Une station de dessalement de l’eau par voie thermique, énergétiquement autonome, a été inventée par des compétences 100% tunisiennes. Toutefois, elle attend toujours la subvention de l’Etat, pour pouvoir passer au stade de la fabrication à l’échelle industrielle, déplore Samir Hamza, professeur en génie mécanique et directeur de l’INSAT.
L’ancien directeur de l’Ecole nationale des ingénieurs de Tunis (Enit) et ex-ministre, Ahmed Friaa a initié et piloté le projet. Samir Hamza, de son côté, s’est chargé de sa mise au point. La société ICE a conçu le prototype pilote de la station.
Brevetée par l’INNORPI en 2017, la station de dessalement de l’eau par voie thermique (par l’énergie solaire) est subventionnée par la Société Solartech S.A. (promotrice du projet de technopôle Djerba-Zarzis).
Samir Hamza a indiqué que cette invention porte sur un procédé original de dessalement de l’eau par voie thermique et fait appel à un certain nombre de techniques originales.
Le processus de dessalement
Et de poursuivre, « Il existe en gros deux principaux procédés pour le dessalement de l’eau à usage domestique ou agricole à une échelle industrielle, l’osmose inverse la plus utilisée actuellement, et la voie thermique ».

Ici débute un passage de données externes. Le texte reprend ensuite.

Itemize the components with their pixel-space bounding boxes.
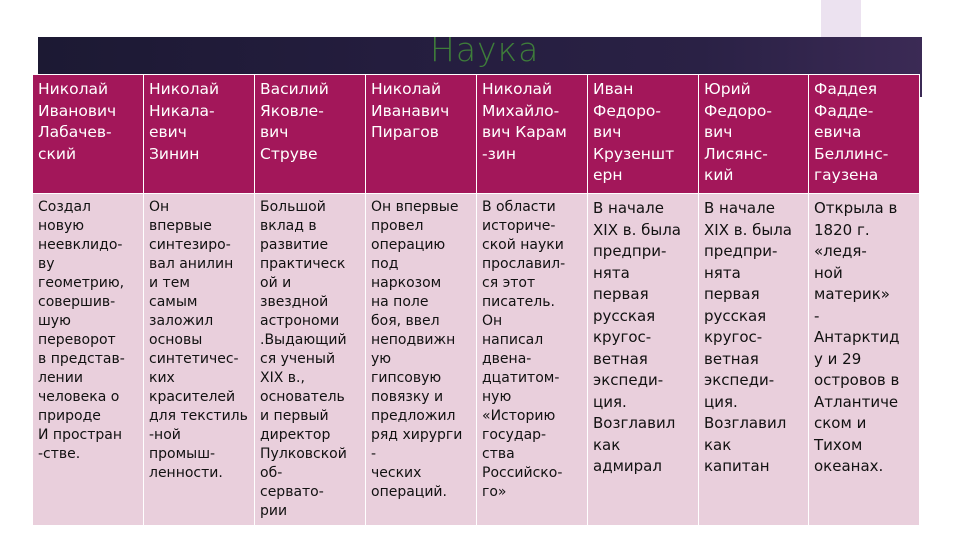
body-cell-zinin: Он впервые синтезиро- вал анилин и тем самым заложил основы синтетичес- ких красителей для текстиль -ной промыш- ленности. (144, 194, 255, 526)
header-cell-krusenstern: Иван Федоро- вич Крузеншт ерн (588, 75, 699, 194)
scientists-table (32, 74, 920, 526)
table-header-row (33, 75, 920, 194)
table-body-row (33, 194, 920, 526)
body-cell-krusenstern: В начале XIX в. была предпри- нята первая русская кругос- ветная экспеди- ция. Возглавил как адмирал (588, 194, 699, 526)
body-cell-karamzin: В области историче- ской науки прославил- ся этот писатель. Он написал двена- дцатитом- ную «Историю государ- ства Российско- го» (477, 194, 588, 526)
header-cell-lisyansky: Юрий Федоро- вич Лисянс- кий (699, 75, 809, 194)
body-cell-struve: Большой вклад в развитие практическ ой и звездной астрономи .Выдающий ся ученый XIX в., основатель и первый директор Пулковской об- сервато- рии (255, 194, 366, 526)
body-cell-lisyansky: В начале XIX в. была предпри- нята первая русская кругос- ветная экспеди- ция. Возглавил как капитан (699, 194, 809, 526)
header-cell-zinin: Николай Никала- евич Зинин (144, 75, 255, 194)
body-cell-pirogov: Он впервые провел операцию под наркозом на поле боя, ввел неподвижн ую гипсовую повязку и предложил ряд хирурги - ческих операций. (366, 194, 477, 526)
header-cell-pirogov: Николай Иванавич Пирагов (366, 75, 477, 194)
body-cell-bellingshausen: Открыла в 1820 г. «ледя- ной материк» - Антарктид у и 29 островов в Атлантиче ском и Тихом океанах. (809, 194, 920, 526)
header-cell-karamzin: Николай Михайло- вич Карам -зин (477, 75, 588, 194)
body-cell-lobachevsky: Создал новую неевклидо- ву геометрию, совершив- шую переворот в представ- лении человека о природе И простран -стве. (33, 194, 144, 526)
header-cell-lobachevsky: Николай Иванович Лабачев- ский (33, 75, 144, 194)
header-cell-bellingshausen: Фаддея Фадде- евича Беллинс- гаузена (809, 75, 920, 194)
header-cell-struve: Василий Яковле- вич Струве (255, 75, 366, 194)
slide-title: Наука (430, 30, 540, 69)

L’osmose inverse consiste à appliquer à une quantité d’eau retenue par une membrane, une pression suffisamment grande, dépendante du degré de salinité de l’eau considérée, pour obtenir, à l’aval de la membrane, une eau dessalée. Ce procédé présente en particulier, deux inconvénients: d’abord, il nécessite de changer périodiquement les membranes, souvent coûteuses et ensuite, il est énergivore ».
« Quant au procédé thermique, il consiste en une opération du type évaporation-condensation. La température d’évaporation étant réduite, lorsque l’opération se réalise à une faible pression. Ce procédé présente de multiples avantages, étant moins coûteux, facile à déployer, et nécessitant moins d’entretien. Il est, aussi, respectueux de l’environnement d’abord parce qu’il dépend totalement de l’énergie solaire et ensuite, parce qu’il est modulable selon la quantité d’eau à épurer. Contrairement aux stations classiques qui rejettent les quantités d’eau non utilisées dans la mer, provoquant une plus grande salinité des eaux de mer dans certains sites et menaçant la richesse halieutique, notre station ne rejettera rien en mer», a-t-il aussi, précisé.
Le directeur de l’INSAT a souligné que « les eaux dessalées peuvent servir à l’irrigation comme aux besoins domestiques».
Fabrication à l’échelle industrielle
Et d’enchaîner, « nous avons breveté cette invention à l’INNORPI, mais pas encore breveté à l’échelle internationale, car c’est un processus coûteux. Nous avons mis au point un prototype pilote dont la capacité est de l’ordre de 10 m3. Nous travaillons, actuellement, à l’amélioration des performances techniques de cette station pour pouvoir augmenter son rendement ».
Samir Hamza déplore un certain désintérêt de la part de l’Etat quant à l’innovation et aux inventions, relevant qu’«une fois les performances de cette station améliorée, l’étape suivante consiste à passer à sa fabrication par le secteur industriel, mais pour pouvoir franchir cette étape, il faut qu’il y ait une subvention de l’Etat pour pouvoir lever les fonds nécessaires, sauf que nous n’avons reçu jusque-là que des promesses, rien de concret, malgré l’importance que revêt cette invention, vu la rareté de la ressource eau dans notre pays et le potentiel solaire dont il dispose».
Et de rappeler « Le lancement de ce projet a eu lieu en 2010. Nous avons commencé par une station de valorisation thermique des margines, puis l’idée a évolué vers une station thermique de dessalement ».
Samir Hamza, qui n’est pas à sa première invention, a aussi regretté une certaine déconnexion entre le monde de la recherche et développement et le monde industriel en Tunisie, estimant que cette connexion est indispensable pour faire avancer le pays dans tous les domaines.